Curieux mystère : le dictateur arabe accuse souvent son peuple d'un crime qu'il finit par commettre lui-même. Explication : la menace islamiste et la lutte contre la montée de l'intégrisme religieux ont servi de seconde légitimité à de nombreux dictateurs arabes. Ils ont abusé et usé de Ben Laden pour s'acheter des armes en solde, refuser les élections et des successions, obtenir des alliances en Occident et stopper le tic-tac du temps. Cela a duré deux décennies. Mais que se passe-t-il quand un dictateur tombe ou vacille dans notre monde ? Il se met lui-même à ressembler à Ben Laden. Le premier de la série a été Saddam : tout près de la mort, il a laissé pousser une longue barbe, parla de Djihad contre l'envahisseur, lança des bips affolés vers le ciel qu'il n'aimait pas, prit un Coran et ne s'en sépara plus jamais pendant son long procès et jusqu'à la corde. A la fin mourant, il prononça cette profession de foi qui était presque un crime dans la bouche des islamistes qu'il détestait et tuait sans se fatiguer.

 La benladinisation des dictateurs arabes poussa le remake jusqu'au détail : Saddam s'est caché dans un trou comme Ben Laden dans les trous de Tora Bora et réclama les martyrs par les avions de l'Otan à défaut des avions du 11 septembre. Dans l'histoire de Saddam, on retrouve donc le fameux casting : les Américains, le pétrole, la barbe, le trou, le Coran, les avions.

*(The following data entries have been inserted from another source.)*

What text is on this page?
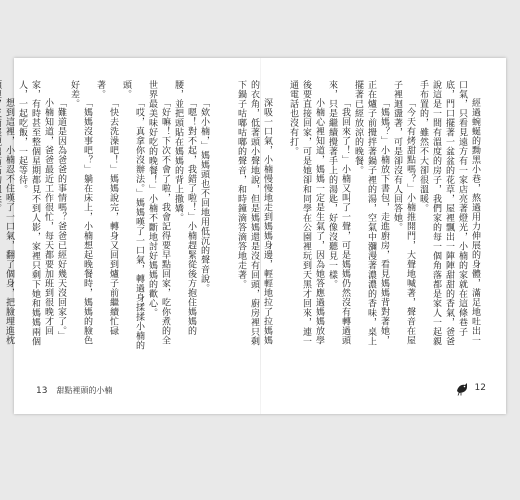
「欸小楠，」媽媽頭也不回地用低沉的聲音說。

「嗯！對不起，我錯了啦！」小楠趕緊從後方抱住媽媽的腰，並把頭貼在媽媽的背上撒嬌。

「好嘛！下次不會了啦，我會記得要早點回家，吃你煮的全世界最美味好吃的晚餐！」小楠不斷地討好媽媽的歡心。

「哎，真拿你沒辦法。」媽媽嘆了一口氣，轉過身揉揉小楠的頭。

「快去洗澡吧！」媽媽說完，轉身又回到爐子前繼續忙碌著。

「媽媽沒事吧？」躺在床上，小楠想起晚餐時，媽媽的臉色好差。

「難道是因為爸爸的事情嗎？爸爸已經好幾天沒回家了。」

小楠知道，爸爸最近工作很忙，每天都要加班到很晚才回家，有時甚至整個星期都見不到人影，家裡只剩下她和媽媽兩個人，一起吃飯，一起等待。

想到這裡，小楠忍不住嘆了一口氣，翻了個身，把臉埋進枕

13 甜點裡頭的小楠

經過蜿蜒的黝黑小巷，熬過用力伸展的身體，滿足地吐出一口氣，只看見遠方有一家店亮著燈光，小楠的家就在這條巷子底，門口擺著一盆盆的花草，屋裡飄出一陣陣甜甜的香氣，爸爸說這是一間有溫度的房子，我們家的每一個角落都是家人一起親手布置的，雖然不大卻很溫暖。

「今天有烤甜點嗎？」小楠推開門，大聲地喊著，聲音在屋子裡迴盪著，可是卻沒有人回答她。

「媽媽？」小楠放下書包，走進廚房，看見媽媽背對著她，正在爐子前攪拌著鍋子裡的湯，空氣中瀰漫著濃濃的香味，桌上擺著已經放涼的晚餐。

「我回來了！」小楠又叫了一聲，可是媽媽仍然沒有轉過頭來，只是繼續攪著手上的湯匙，好像沒聽見一樣。

小楠心裡知道，媽媽一定是生氣了，因為她答應過媽媽放學後要直接回家，可是她卻和同學在公園裡玩到天黑才回來，連一通電話也沒有打。

深吸一口氣，小楠慢慢地走到媽媽身邊，輕輕地拉了拉媽媽的衣角，低著頭小聲地說，但是媽媽還是沒有回頭，廚房裡只剩下鍋子咕嘟咕嘟的聲音，和時鐘滴答滴答地走著。

12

 Des années plus tard, c'est le tour de Moubarak : lui n'a pas réussi à trouver un trou valable pour s'y cacher et la benladinisation a touché ses fils. Dans la cage du procès, le monde a vu l'un de ses deux fils exhibant ostensiblement le Coran, souvenir d'un Dieu retrouvé. Ce fut aussi le cas de Kadhafi. Lui qui a mangé des milliers d'islamistes, a fini par en réclamer l'héritage guerrier. Chassé de Tripoli, il fit de même qu'Oussama : il se cacha dans un trou, appela au Djihad, paya le pétrole comme Saddam et proclama son alliance avec Allah. Pour les effets spéciaux, c'est le fils de Kadhafi, le Seif El Islam qui laissa pousser la barbe donc. Et pour pousser encore plus l'identification involontaire, Kadhafi communique avec le reste du monde comme le fit Ben Laden : avec des enregistrements audio à identifier !

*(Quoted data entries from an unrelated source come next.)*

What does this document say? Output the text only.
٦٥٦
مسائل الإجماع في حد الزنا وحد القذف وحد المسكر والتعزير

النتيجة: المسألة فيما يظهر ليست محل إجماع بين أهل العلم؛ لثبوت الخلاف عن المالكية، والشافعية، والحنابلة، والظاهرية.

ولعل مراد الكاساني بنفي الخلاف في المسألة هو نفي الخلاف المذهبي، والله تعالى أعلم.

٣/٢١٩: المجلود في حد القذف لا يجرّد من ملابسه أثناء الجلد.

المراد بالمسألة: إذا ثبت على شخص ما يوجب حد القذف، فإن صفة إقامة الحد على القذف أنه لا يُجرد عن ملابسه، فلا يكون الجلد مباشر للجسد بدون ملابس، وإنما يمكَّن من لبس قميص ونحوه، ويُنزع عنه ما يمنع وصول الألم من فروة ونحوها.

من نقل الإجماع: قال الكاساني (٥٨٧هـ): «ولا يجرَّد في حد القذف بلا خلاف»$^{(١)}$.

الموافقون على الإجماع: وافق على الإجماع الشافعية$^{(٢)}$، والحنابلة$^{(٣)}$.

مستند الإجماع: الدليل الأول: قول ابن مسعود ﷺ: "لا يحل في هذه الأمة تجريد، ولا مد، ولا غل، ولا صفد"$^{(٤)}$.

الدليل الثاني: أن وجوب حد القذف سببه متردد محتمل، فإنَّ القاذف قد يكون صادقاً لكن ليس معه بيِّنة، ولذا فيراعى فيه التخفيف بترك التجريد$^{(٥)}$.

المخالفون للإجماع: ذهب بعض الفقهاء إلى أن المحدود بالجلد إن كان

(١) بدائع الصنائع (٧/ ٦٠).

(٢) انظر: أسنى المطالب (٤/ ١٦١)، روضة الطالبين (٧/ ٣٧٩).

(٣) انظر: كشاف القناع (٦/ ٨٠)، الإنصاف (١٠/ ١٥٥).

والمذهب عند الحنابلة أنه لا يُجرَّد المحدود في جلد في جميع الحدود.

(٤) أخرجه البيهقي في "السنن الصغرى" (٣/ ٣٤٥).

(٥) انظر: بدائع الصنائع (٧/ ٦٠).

 Presque tous, la face contre la terre, jouent avec d'anciennes cartes : appels à libérer la Palestine, dénonciation de l'impérialisme pétrolier, alliances avec des systèmes tribaux réactivés, barbes et exemplaires du Coran à la main, Djihad à la bouche. Un vrai mystère donc qui ouvre le droit à d'immenses hypothèses de science-fiction : et si Ben Laden a seulement voulu être président à vie comme les dictateurs ? Et si les dictateurs étaient des Ben Laden depuis longtemps mais se cachaient sous la peau des ennemis de Ben Laden ? Et si l'un des effets secondaires du pétrole sur la peau était de faire pousser les barbes et cris ? A creuser. Quand on creuse dans un pays « arabe », on trouve toujours quelque chose. Ou quelqu'un.